Reviewing the Article 894.1 guidelines, the sentencing record reflects that the trial court considered both aggravating and mitigating circumstances. The trial court noted that the defendant was a first felony offender and did not have a prior criminal record. The trial court observed that incarceration would be a hardship for the defendant and her children. However, the trial court also cited a number of aggravating factors. The trial court noted *608that the defendant should have contemplated that her conduct would have caused serious harm. The trial court stated that restitution or compensation was not possible. Finally, the trial court concluded that the defendant needed correctional treatment and that any lesser sentence would deprecate the serious nature of the crime.

Before imposing sentence, the trial court reviewed the facts of the offense in considerable detail. The trial court noted that the defendant was “a battered wife” but suggested that a separation and divorce was the way to resolve that problem, rather than a homicide. While reviewing the facts of the offense, the trial court noted that it was the defendant who kept confronting the victim and that she could have avoided the situation by staying at home that night. The trial court concluded that the victim had not induced or facilitated the commission of this offense and that the victim had not provoked the defendant.
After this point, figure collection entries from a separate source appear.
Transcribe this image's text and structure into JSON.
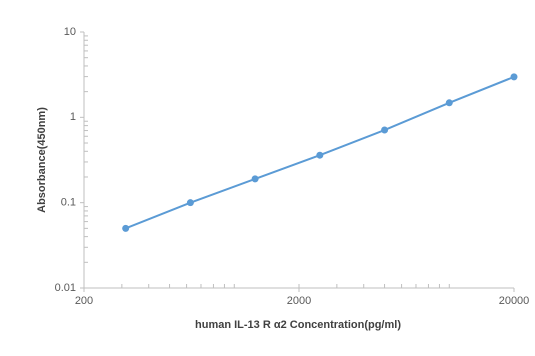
{
  "chart_data": {
    "type": "line",
    "x_label": "human IL-13 R α2  Concentration(pg/ml)",
    "y_label": "Absorbance(450nm)",
    "x": [
      312.5,
      625,
      1250,
      2500,
      5000,
      10000,
      20000
    ],
    "series": [
      {
        "color": "#5b9bd5",
        "values": [
          0.05,
          0.1,
          0.19,
          0.36,
          0.71,
          1.48,
          2.98
        ]
      }
    ],
    "xlim": [
      200,
      20000
    ],
    "xticks": [
      200,
      2000,
      20000
    ],
    "xscale": "log",
    "ylim": [
      0.01,
      10
    ],
    "yticks": [
      10,
      1,
      0.1,
      0.01
    ],
    "yscale": "log",
    "grid": false
  }
}
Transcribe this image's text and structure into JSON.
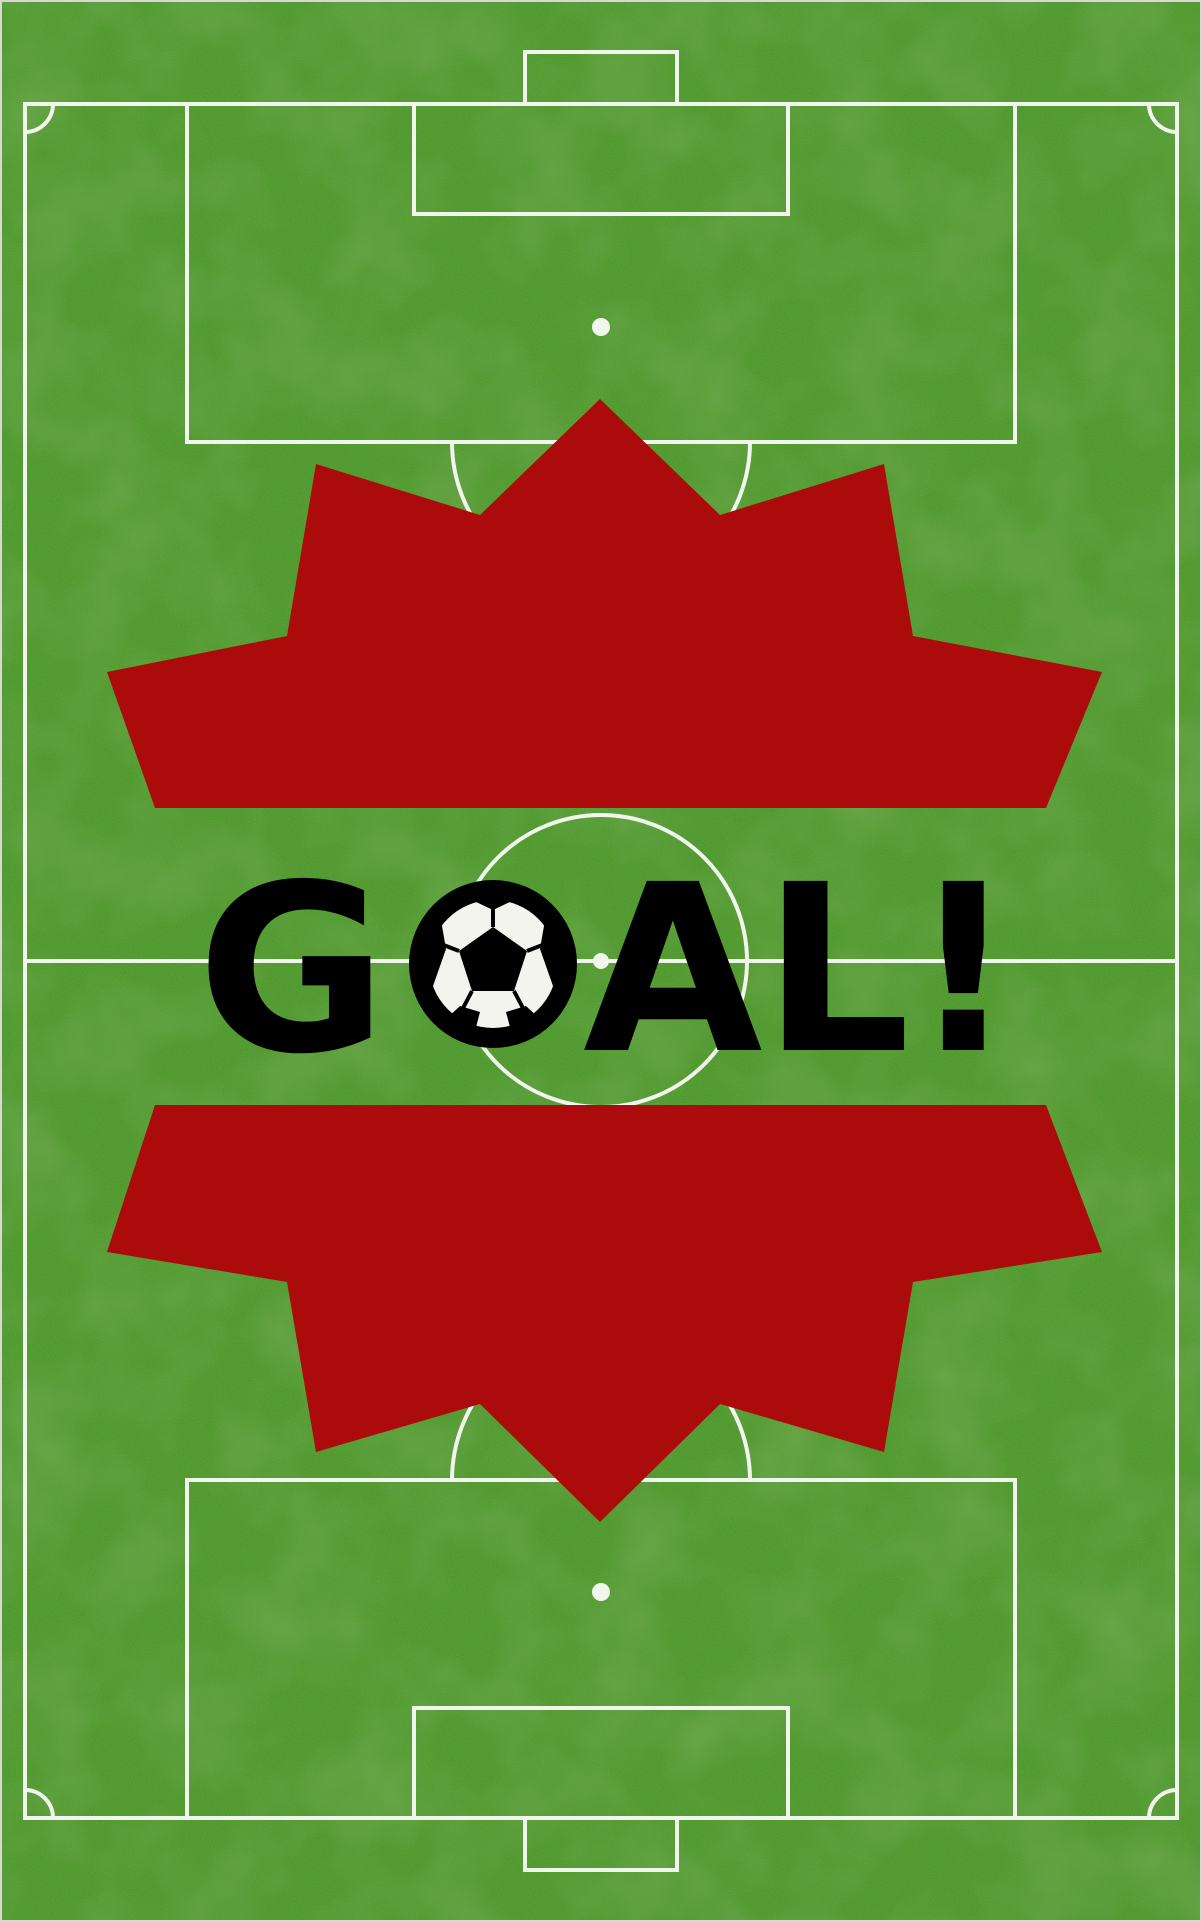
{
  "poster": {
    "headline_before_ball": "G",
    "headline_after_ball": "AL!",
    "headline_full": "GOAL!",
    "ball_icon": "soccer-ball-icon",
    "colors": {
      "grass_base": "#4e9a2b",
      "grass_dark": "#3f8622",
      "grass_light": "#5aa834",
      "pitch_lines": "#f2f5ee",
      "burst": "#ac0b0b",
      "headline": "#000000",
      "border": "#d8d8d8"
    }
  }
}
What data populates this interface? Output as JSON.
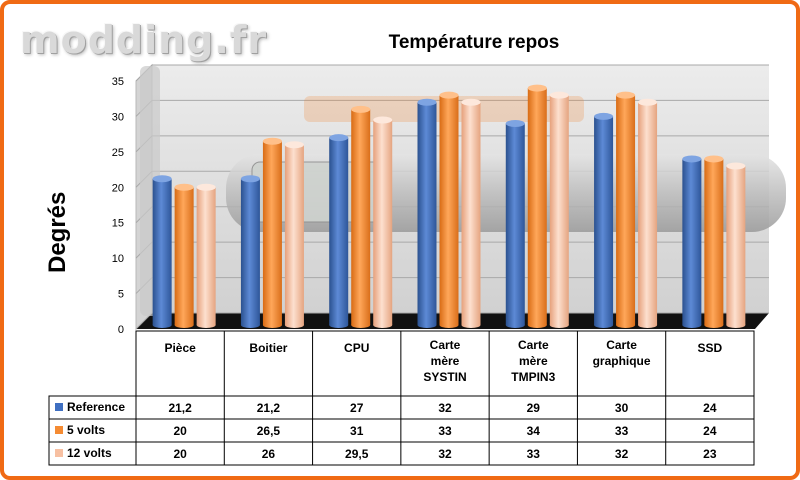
{
  "watermark": {
    "logo_text": "modding.fr"
  },
  "chart_data": {
    "type": "bar",
    "title": "Température repos",
    "xlabel": "",
    "ylabel": "Degrés",
    "ylim": [
      0,
      35
    ],
    "yticks": [
      0,
      5,
      10,
      15,
      20,
      25,
      30,
      35
    ],
    "grid": true,
    "legend_placement": "data-table-left",
    "categories": [
      [
        "Pièce"
      ],
      [
        "Boitier"
      ],
      [
        "CPU"
      ],
      [
        "Carte",
        "mère",
        "SYSTIN"
      ],
      [
        "Carte",
        "mère",
        "TMPIN3"
      ],
      [
        "Carte",
        "graphique"
      ],
      [
        "SSD"
      ]
    ],
    "series": [
      {
        "name": "Reference",
        "color": "#3f6fc1",
        "values": [
          21.2,
          21.2,
          27,
          32,
          29,
          30,
          24
        ],
        "labels": [
          "21,2",
          "21,2",
          "27",
          "32",
          "29",
          "30",
          "24"
        ]
      },
      {
        "name": "5 volts",
        "color": "#f58b32",
        "values": [
          20,
          26.5,
          31,
          33,
          34,
          33,
          24
        ],
        "labels": [
          "20",
          "26,5",
          "31",
          "33",
          "34",
          "33",
          "24"
        ]
      },
      {
        "name": "12 volts",
        "color": "#f7c0a2",
        "values": [
          20,
          26,
          29.5,
          32,
          33,
          32,
          23
        ],
        "labels": [
          "20",
          "26",
          "29,5",
          "32",
          "33",
          "32",
          "23"
        ]
      }
    ]
  }
}
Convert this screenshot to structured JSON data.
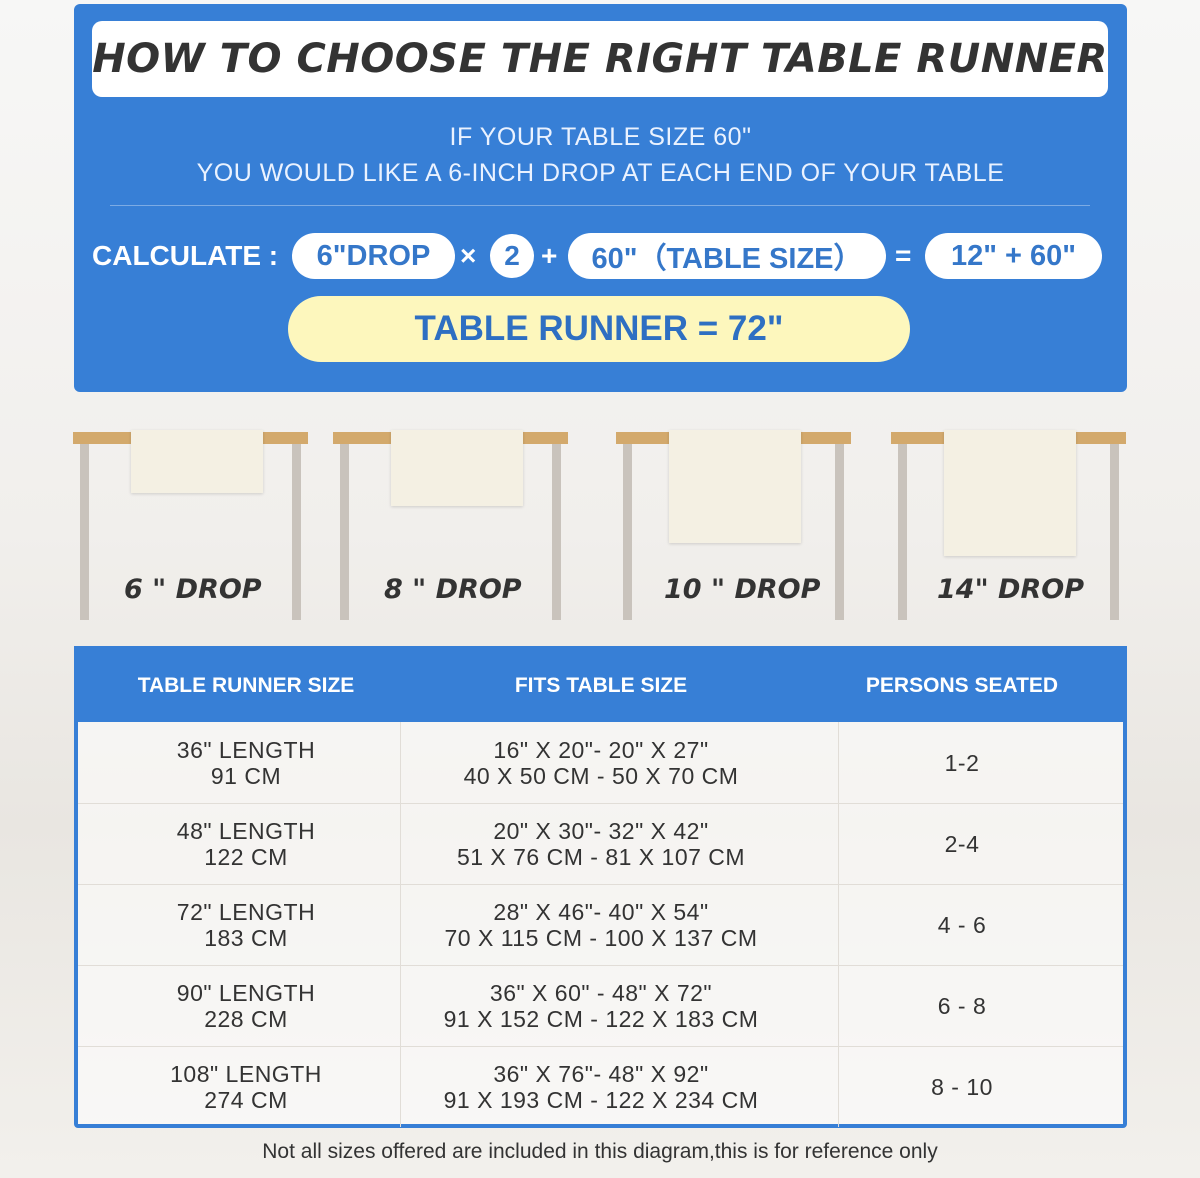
{
  "header": {
    "title": "HOW TO CHOOSE THE RIGHT TABLE RUNNER"
  },
  "intro": {
    "lines": [
      "IF YOUR TABLE SIZE 60\"",
      "YOU WOULD LIKE A 6-INCH DROP AT EACH END OF YOUR TABLE"
    ]
  },
  "calc": {
    "label": "CALCULATE :",
    "drop": "6\"DROP",
    "times": "×",
    "factor": "2",
    "plus": "+",
    "table_size": "60\"（TABLE SIZE）",
    "equals": "=",
    "result": "12\" + 60\"",
    "total": "TABLE RUNNER = 72\""
  },
  "drops": {
    "labels": [
      "6 \" DROP",
      "8 \" DROP",
      "10 \" DROP",
      "14\" DROP"
    ]
  },
  "table": {
    "headers": [
      "TABLE RUNNER SIZE",
      "FITS TABLE SIZE",
      "PERSONS SEATED"
    ],
    "rows": [
      [
        [
          "36\" LENGTH",
          "91 CM"
        ],
        [
          "16\" X 20\"- 20\" X 27\"",
          "40 X 50 CM - 50 X 70 CM"
        ],
        "1-2"
      ],
      [
        [
          "48\" LENGTH",
          "122 CM"
        ],
        [
          "20\" X 30\"- 32\" X 42\"",
          "51 X 76 CM - 81 X 107 CM"
        ],
        "2-4"
      ],
      [
        [
          "72\" LENGTH",
          "183 CM"
        ],
        [
          "28\" X 46\"- 40\" X 54\"",
          "70 X 115 CM - 100 X 137 CM"
        ],
        "4 - 6"
      ],
      [
        [
          "90\" LENGTH",
          "228 CM"
        ],
        [
          "36\" X 60\" - 48\" X 72\"",
          "91 X 152 CM - 122 X 183 CM"
        ],
        "6 - 8"
      ],
      [
        [
          "108\" LENGTH",
          "274 CM"
        ],
        [
          "36\" X 76\"- 48\" X 92\"",
          "91 X 193 CM - 122 X 234 CM"
        ],
        "8 - 10"
      ]
    ]
  },
  "footnote": "Not all sizes offered are included in this diagram,this is for reference only"
}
In her brief, the defendant argues that the trial court ignored the Article 894.1 sentencing factors and ignored the jury’s finding of manslaughter. After the trial court reviewed the facts of the offense, it concluded that the evidence supported a conviction of second degree murder, rather than manslaughter, because the defendant had had ample time for her “hot blood to have cooled.” This observation was a proper sentencing consideration. See State v. Darby, 502 So.2d 274, 280 (La.App. 3rd Cir.1987); State v. Heath, 447 So.2d 570, 577 (La.App. 1st Cir.), writ denied, 448 So.2d 1302 (La.1984). Furthermore, the factors cited above indicate that the trial court thoroughly complied with the sentencing guidelines of Article 894.1.

For her conviction of manslaughter, the defendant was exposed to a maximum sentence of twenty-one years at hard labor. See La.R.S. 14:31. She received a sentence of seventeen years at hard labor for this conviction. Considering the circumstances of this offense and the reasons for sentencing given by the trial court, we find no abuse of discretion in the sentence imposed.

This assignment of error is without merit.

CONVICTION AND SENTENCE AFFIRMED.

. Assignments of error numbers one, two and six were not briefed on appeal and, therefore, are considered abandoned. Uniform Rules— Courts of Appeal, Rule 2-12.4.

. The record indicates that the defendant’s ex-husband was Ronald Kramer. However, the pre-sentence investigation report and the briefs by both the State and the defense refer to him as Ronald Creamer.